Raspberries couldn’t be easier to prepare for jam because they require no preparation other than a gentle rinse in a colander. Grab your favourite package of Freezer Jam gelling powder and 1 1/2 cups of granulated sugar and follow the directions for your 4 cups (approx 2 pints) of fresh raspberries.
Like my Strawberry Freezer Jam I posted earlier, I once again used Club House Garden Fare No Cook Freezer Jam gelling powder as that has given me great results both before and after freezing.
Once jarred, store the jam in the refrigerator and use within 6 weeks, or freeze for up to one year.
One batch of raspberry freezer jam yielded 12 – 125ml jars (pictured above).

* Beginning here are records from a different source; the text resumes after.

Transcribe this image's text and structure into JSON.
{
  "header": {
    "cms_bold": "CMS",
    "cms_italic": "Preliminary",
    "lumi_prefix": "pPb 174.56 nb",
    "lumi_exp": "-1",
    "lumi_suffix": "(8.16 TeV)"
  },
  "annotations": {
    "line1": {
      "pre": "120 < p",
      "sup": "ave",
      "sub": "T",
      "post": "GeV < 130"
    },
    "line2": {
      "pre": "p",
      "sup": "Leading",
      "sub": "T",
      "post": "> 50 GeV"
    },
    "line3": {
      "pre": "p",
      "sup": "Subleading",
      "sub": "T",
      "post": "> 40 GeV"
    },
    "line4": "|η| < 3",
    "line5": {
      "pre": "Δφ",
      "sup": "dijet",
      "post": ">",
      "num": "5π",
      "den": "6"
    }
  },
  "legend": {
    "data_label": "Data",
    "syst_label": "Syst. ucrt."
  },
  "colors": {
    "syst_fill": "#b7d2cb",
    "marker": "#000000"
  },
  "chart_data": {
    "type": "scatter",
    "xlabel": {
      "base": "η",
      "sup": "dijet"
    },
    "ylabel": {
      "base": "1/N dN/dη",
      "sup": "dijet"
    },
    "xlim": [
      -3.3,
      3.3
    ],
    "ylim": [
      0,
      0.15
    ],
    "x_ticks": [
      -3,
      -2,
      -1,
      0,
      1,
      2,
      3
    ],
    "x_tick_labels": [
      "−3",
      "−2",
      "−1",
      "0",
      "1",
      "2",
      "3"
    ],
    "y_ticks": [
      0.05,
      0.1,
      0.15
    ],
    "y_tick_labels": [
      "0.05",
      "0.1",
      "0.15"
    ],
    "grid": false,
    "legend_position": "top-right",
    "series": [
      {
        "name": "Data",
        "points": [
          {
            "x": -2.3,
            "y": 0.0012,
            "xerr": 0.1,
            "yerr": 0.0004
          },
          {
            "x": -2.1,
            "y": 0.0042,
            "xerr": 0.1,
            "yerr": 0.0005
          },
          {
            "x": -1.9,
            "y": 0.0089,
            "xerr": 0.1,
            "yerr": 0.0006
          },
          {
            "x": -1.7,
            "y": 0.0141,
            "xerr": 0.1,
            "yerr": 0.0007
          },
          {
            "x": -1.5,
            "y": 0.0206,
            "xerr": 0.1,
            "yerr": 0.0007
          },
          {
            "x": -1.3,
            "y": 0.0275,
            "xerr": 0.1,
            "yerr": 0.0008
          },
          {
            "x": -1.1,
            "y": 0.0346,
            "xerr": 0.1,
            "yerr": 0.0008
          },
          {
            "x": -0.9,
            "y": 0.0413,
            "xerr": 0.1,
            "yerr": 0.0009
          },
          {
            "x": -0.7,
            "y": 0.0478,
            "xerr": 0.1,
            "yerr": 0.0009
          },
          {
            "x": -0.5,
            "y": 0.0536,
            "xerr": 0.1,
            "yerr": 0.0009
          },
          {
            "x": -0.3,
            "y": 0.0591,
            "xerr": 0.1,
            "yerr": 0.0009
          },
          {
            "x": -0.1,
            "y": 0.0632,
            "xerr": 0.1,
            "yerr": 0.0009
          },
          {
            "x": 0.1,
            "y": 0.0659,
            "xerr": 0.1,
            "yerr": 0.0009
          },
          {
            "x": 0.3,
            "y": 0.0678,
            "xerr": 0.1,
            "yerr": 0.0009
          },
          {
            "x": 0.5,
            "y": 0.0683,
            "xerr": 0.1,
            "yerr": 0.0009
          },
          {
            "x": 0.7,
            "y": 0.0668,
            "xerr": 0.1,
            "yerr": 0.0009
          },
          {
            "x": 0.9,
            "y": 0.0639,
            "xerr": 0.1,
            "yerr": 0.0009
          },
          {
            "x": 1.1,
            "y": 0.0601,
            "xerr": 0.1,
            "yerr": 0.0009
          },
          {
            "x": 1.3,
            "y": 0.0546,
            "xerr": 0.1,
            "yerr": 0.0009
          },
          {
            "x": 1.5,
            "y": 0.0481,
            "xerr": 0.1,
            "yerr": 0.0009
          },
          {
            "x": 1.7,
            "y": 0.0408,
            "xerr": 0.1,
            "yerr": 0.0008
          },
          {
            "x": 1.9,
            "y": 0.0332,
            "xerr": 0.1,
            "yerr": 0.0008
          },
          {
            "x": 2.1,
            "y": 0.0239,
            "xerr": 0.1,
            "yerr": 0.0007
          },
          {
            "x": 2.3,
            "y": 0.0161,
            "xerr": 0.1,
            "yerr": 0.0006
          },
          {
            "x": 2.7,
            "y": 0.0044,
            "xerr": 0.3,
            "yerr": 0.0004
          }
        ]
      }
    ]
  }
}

Note: Freezing Raspberries
I wanted to add a note about freezing raspberries as I love to add fresh summer frozen berries to smoothies, yogurt, baked goods, etc.
To freeze raspberries lightly rinse very gently (I do it in a sieve) and then lay out individually on a paper towel to dry (holes down so any water drains out).
Line a baking sheet with parchment paper and arrange raspberries on the parchment paper so that they are not touching each other. Place the entire baking sheet in the freezer and let the raspberries freeze for approximately 1-2 hours.
Once frozen place all of your individually frozen berries in a good quality freezer bag and pop in the freezer to enjoy during non-berry season!